After the war, she returned to Italy to work for the British Council as a Lecturer in English. She spent two years in Palermo before moving to Turin and later Milan. Palermo fired her imagination: she was both intrigued and moved by the Sicilian character and wrote sketches, short stories, and later an unpublished children's book, 'Sicilian Adventure'.
In Palermo, she met lieutenant-commander, Richard Clay. By this time her first marriage had broken down, and she and Clay were married in Portsmouth in 1949. She continued working in Italy where she staged a production of her friend Christopher Fry's 'A Phoenix Too Frequent' in Turin, became friends with the conductor Mario Rossi and the Sicilian writer Elio Vittorini. She also organised a Women's Study Group in Turin to consider women's position in the post-war world.
She left the British Council in 1952 and spent the next two decades with her husband on his postings at home and in Malta, Egypt and Aden, teaching (mainly languages) wherever they went.

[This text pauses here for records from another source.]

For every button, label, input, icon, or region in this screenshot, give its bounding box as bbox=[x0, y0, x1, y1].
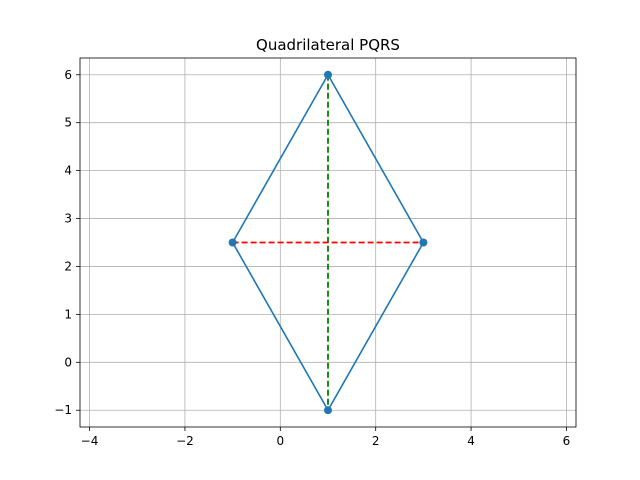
vertex-marker bbox=[228, 238, 237, 247]
vertex-marker bbox=[419, 238, 428, 247]
y-tick-label: −1 bbox=[54, 403, 72, 417]
plot-series bbox=[228, 70, 428, 415]
y-tick-label: 2 bbox=[64, 259, 72, 273]
x-tick-label: 4 bbox=[467, 434, 475, 448]
x-tick-label: −4 bbox=[81, 434, 99, 448]
x-tick-label: 0 bbox=[276, 434, 284, 448]
axis-ticks: −4 −2 0 2 4 6 −1 0 1 2 3 4 5 6 bbox=[54, 68, 570, 448]
x-tick-label: 2 bbox=[372, 434, 380, 448]
axes-frame bbox=[79, 57, 577, 428]
x-tick-label: 6 bbox=[563, 434, 571, 448]
y-tick-label: 5 bbox=[64, 116, 72, 130]
x-tick-label: −2 bbox=[176, 434, 194, 448]
y-tick-label: 0 bbox=[64, 355, 72, 369]
vertex-marker bbox=[324, 70, 332, 79]
y-tick-label: 3 bbox=[64, 212, 72, 226]
y-tick-label: 4 bbox=[64, 164, 72, 178]
y-tick-label: 6 bbox=[64, 68, 72, 82]
y-tick-label: 1 bbox=[64, 307, 72, 321]
chart-title: Quadrilateral PQRS bbox=[256, 36, 400, 54]
vertex-marker bbox=[324, 406, 332, 415]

They returned to England in 1963 and she became Head of Languages at Mary Datchelor School in 1966, leading the department for the next 11 years. She also chaired an ILEA working party which produced a series of language text-books for use in schools. After her husband's death in 1991, she joined the Labour Party and became a governor of Old Palace and Stebon Primary Schools. She was a home-based reader for the RNIB for 20 years, recording books which ranged from history to religion, including many in French and Italian. She went regularly to the theatre and was an avid reader. She died in March 2007, aged 93.
The papers comprise Kay Clay's Sicilian writings: four pieces from the period 1946-47 when she taught in Palermo having taken a post as a Lecturer in English with the British Council in Italy in the autumn of 1945. With the writings are two covering notes from Kay Clay's son, John Gittings, one is a brief biography of his mother, the other a description of the Sicilian writings (summarised below).
1. 'Sicily'. A vivid sketch of the island.
2. 'Tannina'. Tannina was the maid employed by KC soon after arriving in Palermo. Her story is a vehicle for KC to tackle her own deteriorating relationship with her first husband, Robert Gittings.
3. 'Sicilian life sentence'. A dramatic, typically Sicilian, tale of passion and betrayal.
4. 'African escape'. A story, probably as told to KC by a young ex-prisoner.
Given by Kay Clay's son, John Gittings, after her death, summer 2007.